Improved Mechanical Properties of ECAPed Mg-9Gd-2Nd-0.5Zr Alloy Through LPSO Phase Induced by Zn Addition

The effect of Zn addition on the microstructure and mechanical properties of Mg-9Gd-2Nd-0.5Zr alloys during equal channel angular pressing (ECAP) was investigated. Uniformly distributed dynamically recrystallized (DRXed) grains with an average grain size of 2.7 +/- 0.3 mu m were obtained in the ECAPed Mg-9Gd-2Nd-0.5Zr alloy. A large number of Mg5RE phases were found to dynamically precipitate from the matrix, while the uniformly distributed dynamically recrystallized grains with an average grain size of 3.0 +/- 0.3 mu m were obtained in the Mg-9Gd-2Nd-1.6Zn-0.5Zr alloy. In addition, some coarse undynamically recrystallized (un-DRXed) grains existed due to the kinking of the long period stacking ordered (LPSO) phase. A small amount nano-beta(1) phases were dynamically precipitated from the matrix with the exception of the broken (MgZn)(3)RE and LPSO phase. The ECAPed Mg-9Gd-2Nd-1.6Zn-0.5Zr alloy expresses excellent comprehensive mechanical properties (YS = 321 MPa, UTS = 377 MPa, EL = 14.5%) compared with the Mg-9Gd-2Nd-0.5Zr alloy (YS = 317 MPa, UTS = 360 MPa, EL = 9.6%). This can be attributed to the strengthening and toughening effect of the LPSO phase, which not only makes the alloy exhibit a typical bimodal microstructure and improve the strength of the alloy, but also weakens the basal surface texture to improve the plasticity of the alloy.

Automated summary

The effect of Zn addition on the microstructure and mechanical properties of Mg-9Gd-2Nd-0.5Zr alloys during equal channel angular pressing was investigated.

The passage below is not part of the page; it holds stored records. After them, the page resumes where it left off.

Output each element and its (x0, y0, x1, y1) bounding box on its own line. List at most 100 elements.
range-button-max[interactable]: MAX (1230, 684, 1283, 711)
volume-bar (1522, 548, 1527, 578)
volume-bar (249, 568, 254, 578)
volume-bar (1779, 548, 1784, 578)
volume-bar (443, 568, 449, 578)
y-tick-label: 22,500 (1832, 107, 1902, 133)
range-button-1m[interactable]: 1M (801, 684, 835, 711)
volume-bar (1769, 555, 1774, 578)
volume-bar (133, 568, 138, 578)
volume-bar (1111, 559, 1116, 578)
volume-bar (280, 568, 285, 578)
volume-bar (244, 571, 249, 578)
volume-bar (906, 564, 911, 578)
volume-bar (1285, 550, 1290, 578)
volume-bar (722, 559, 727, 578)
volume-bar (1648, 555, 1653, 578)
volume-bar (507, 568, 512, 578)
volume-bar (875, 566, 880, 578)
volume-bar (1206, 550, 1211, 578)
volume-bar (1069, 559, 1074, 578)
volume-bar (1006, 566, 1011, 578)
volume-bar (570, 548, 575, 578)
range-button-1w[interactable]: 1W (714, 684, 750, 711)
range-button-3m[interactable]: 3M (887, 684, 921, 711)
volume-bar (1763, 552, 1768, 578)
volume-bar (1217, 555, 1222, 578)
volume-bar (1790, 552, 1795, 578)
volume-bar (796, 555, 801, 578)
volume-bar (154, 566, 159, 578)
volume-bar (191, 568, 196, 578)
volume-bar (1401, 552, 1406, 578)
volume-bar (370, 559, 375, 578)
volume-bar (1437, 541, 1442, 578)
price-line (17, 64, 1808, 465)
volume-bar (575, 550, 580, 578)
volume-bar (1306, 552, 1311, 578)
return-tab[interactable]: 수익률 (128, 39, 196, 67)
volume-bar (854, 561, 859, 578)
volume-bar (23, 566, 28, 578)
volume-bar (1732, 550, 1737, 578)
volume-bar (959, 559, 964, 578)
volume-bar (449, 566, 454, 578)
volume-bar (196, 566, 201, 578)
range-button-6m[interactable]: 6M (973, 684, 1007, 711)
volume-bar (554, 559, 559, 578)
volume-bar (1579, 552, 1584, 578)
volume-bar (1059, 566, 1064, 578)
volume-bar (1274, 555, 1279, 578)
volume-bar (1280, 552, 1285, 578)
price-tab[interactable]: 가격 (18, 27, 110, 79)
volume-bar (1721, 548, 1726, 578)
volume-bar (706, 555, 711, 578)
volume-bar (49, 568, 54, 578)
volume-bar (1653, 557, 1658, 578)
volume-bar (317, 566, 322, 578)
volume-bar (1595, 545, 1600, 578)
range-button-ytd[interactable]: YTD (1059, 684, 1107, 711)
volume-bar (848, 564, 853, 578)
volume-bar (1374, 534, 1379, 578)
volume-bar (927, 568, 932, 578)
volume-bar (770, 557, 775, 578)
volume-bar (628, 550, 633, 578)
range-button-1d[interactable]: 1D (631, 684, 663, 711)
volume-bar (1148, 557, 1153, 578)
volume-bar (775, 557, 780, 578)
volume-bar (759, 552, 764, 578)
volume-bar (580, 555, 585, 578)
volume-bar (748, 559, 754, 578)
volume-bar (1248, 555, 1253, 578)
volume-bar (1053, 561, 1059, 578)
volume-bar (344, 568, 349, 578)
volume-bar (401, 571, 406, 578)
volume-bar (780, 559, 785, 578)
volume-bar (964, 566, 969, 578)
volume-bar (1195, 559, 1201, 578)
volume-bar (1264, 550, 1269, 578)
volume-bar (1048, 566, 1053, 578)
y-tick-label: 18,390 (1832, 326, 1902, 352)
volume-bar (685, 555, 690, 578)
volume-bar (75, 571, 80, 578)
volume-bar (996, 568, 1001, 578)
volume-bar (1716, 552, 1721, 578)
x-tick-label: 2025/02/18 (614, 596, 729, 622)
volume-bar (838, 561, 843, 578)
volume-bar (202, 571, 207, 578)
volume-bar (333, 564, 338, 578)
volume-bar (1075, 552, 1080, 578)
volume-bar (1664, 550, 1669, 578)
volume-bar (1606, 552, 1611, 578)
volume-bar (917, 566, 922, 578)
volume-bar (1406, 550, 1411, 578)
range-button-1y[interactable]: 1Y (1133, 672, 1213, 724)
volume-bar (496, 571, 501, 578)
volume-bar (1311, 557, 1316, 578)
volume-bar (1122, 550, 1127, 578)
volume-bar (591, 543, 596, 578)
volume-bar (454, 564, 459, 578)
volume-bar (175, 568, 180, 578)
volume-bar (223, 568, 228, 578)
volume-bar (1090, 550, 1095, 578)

The addition of Zn resulted in the formation of uniformly distributed dynamically recrystallized grains with an average size of 3.0 +/- 0.3 μm in the Mg-9Gd-2Nd-1.6Zn-0.5Zr alloy. The alloy exhibited excellent mechanical properties compared to the Mg-9Gd-2Nd-0.5Zr alloy. This can be attributed to the strengthening and toughening effect of the LPSO phase, which improved the strength and plasticity of the alloy.